When he is not busy in his workshop Salazar takes his pickup truck into the mountains and, with a chainsaw at the ready, he scours the area for branches and stumps that catch his eye. The yard behind his Taos studio is stockpiled with the resulting tumble of salvaged wood that stretches almost the length of his property; yet he is keenly aware of that which is in his vast collection. When he is ready to carve, he said a piece of the wood will speak to him. “Then the piece unfolds itself in front of my eyes.

“I always use red cedar for my carvings,” Salazar noted, and with one look at his work it is easy to see why. Once the monochromatic gray bark has been stripped away, exquisite striations of creamy blond and rustic tones are revealed and become as much of the story’s intrinsic dialogue as does the precise chiseling and forming. Long-limbed and sinewy figures emerge: meditative faces in repose; slender and elegant hands held just so.

Often what materializes as he works is the image of Moses. 

“In this piece Moses is receiving the Ten Commandments,” said Salazar, but others in varying sizes depict a santo with tiny sparrow-like birds resting on a shoulder, or clasped hands reverently holding a cross. Regardless, the likenesses are both fastidious and celestial in their execution.

The Salazar family can trace its roots back through many generations in Taos, and its santero roots for three of them. The artform itself is centuries old and seems to have grown most deliberately in Northern New Mexico and southern Colorado where striking examples abound in the small village churches throughout the region.

Salazar’s father Leonardo G. Salazar – a student of the famed Patrocino Barela who is credited with this Hispano craft revival in the 1930s – saw his work placed in a number of acclaimed national and international museums, including the Smithsonian, the West Berlin Museum of Art and Santa Fe’s International Museum of Folk Art and Museum of Spanish Colonial Art.

And now, like his father before him, Salazar has achieved wide acclaim as a saint maker. 

“I started carving with my father when I was 6 years old,” Salazar recalled. “My brothers and I would go with him to Spanish Market in Santa Fe every year,” an event in which the elder participated for 46 years and which earned him the festival’s 1990 Masters Award for Lifetime Achievement. (Salazar’s brother, Michael, was the “real artist among my siblings and me,” Leo said, but who was tragically killed at a young age in a motorcycle accident.)

It’s unlikely that Salazar would have pursued a different path in adulthood. 

“I grew up around many of the famous artists in town and those I met through Forest Fenn’s gallery, who represented my dad,” he recalled. After high school, he enrolled with a full scholarship to the College of Santa Fe and continued studies at the University of New Mexico.

“When Michael died I left for California, but since I’ve been back, this is what I have been doing. It’s what my dad taught me and it’s what I love.”
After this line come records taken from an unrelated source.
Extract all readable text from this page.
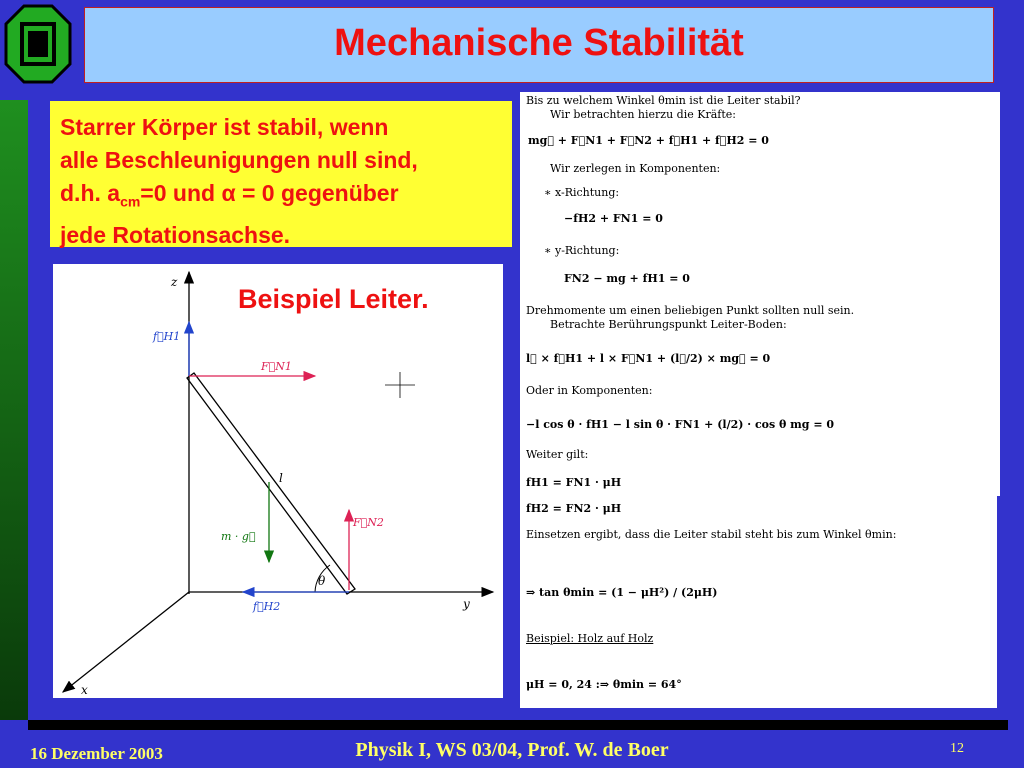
Mechanische Stabilität
Starrer Körper ist stabil, wenn
alle Beschleunigungen null sind,
d.h. $a_{cm}=0$ und α = 0 gegenüber
jede Rotationsachse.
z
y
x
θ
l
f⃗H1
F⃗N1
m · g⃗
F⃗N2
f⃗H2
Beispiel Leiter.
Bis zu welchem Winkel θmin ist die Leiter stabil?
Wir betrachten hierzu die Kräfte:
mg⃗ + F⃗N1 + F⃗N2 + f⃗H1 + f⃗H2 = 0
Wir zerlegen in Komponenten:
∗ x-Richtung:
−fH2 + FN1 = 0
∗ y-Richtung:
FN2 − mg + fH1 = 0
Drehmomente um einen beliebigen Punkt sollten null sein.
Betrachte Berührungspunkt Leiter-Boden:
l⃗ × f⃗H1 + l × F⃗N1 + (l⃗/2) × mg⃗ = 0
Oder in Komponenten:
−l cos θ · fH1 − l sin θ · FN1 + (l/2) · cos θ mg = 0
Weiter gilt:
fH1 = FN1 · μH
fH2 = FN2 · μH
Einsetzen ergibt, dass die Leiter stabil steht bis zum Winkel θmin:
⇒ tan θmin = (1 − μH²) / (2μH)
Beispiel: Holz auf Holz
μH = 0, 24 :⇒ θmin = 64°
16 Dezember 2003	Physik I, WS 03/04, Prof. W. de Boer	12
Santero art reflects for him those lessons from his youth and overreaches the classical music and appreciation of fine art that were ubiquitous to the household. It also embraces his spirituality and desire to be of service, of helping others and sharing blessings.

“My father passed in 1991, but my mother Lydia is here to remind us of all we’ve been taught,” Salazar concluded. And so the legacy of his family and the preservation of its traditions will continue to live on.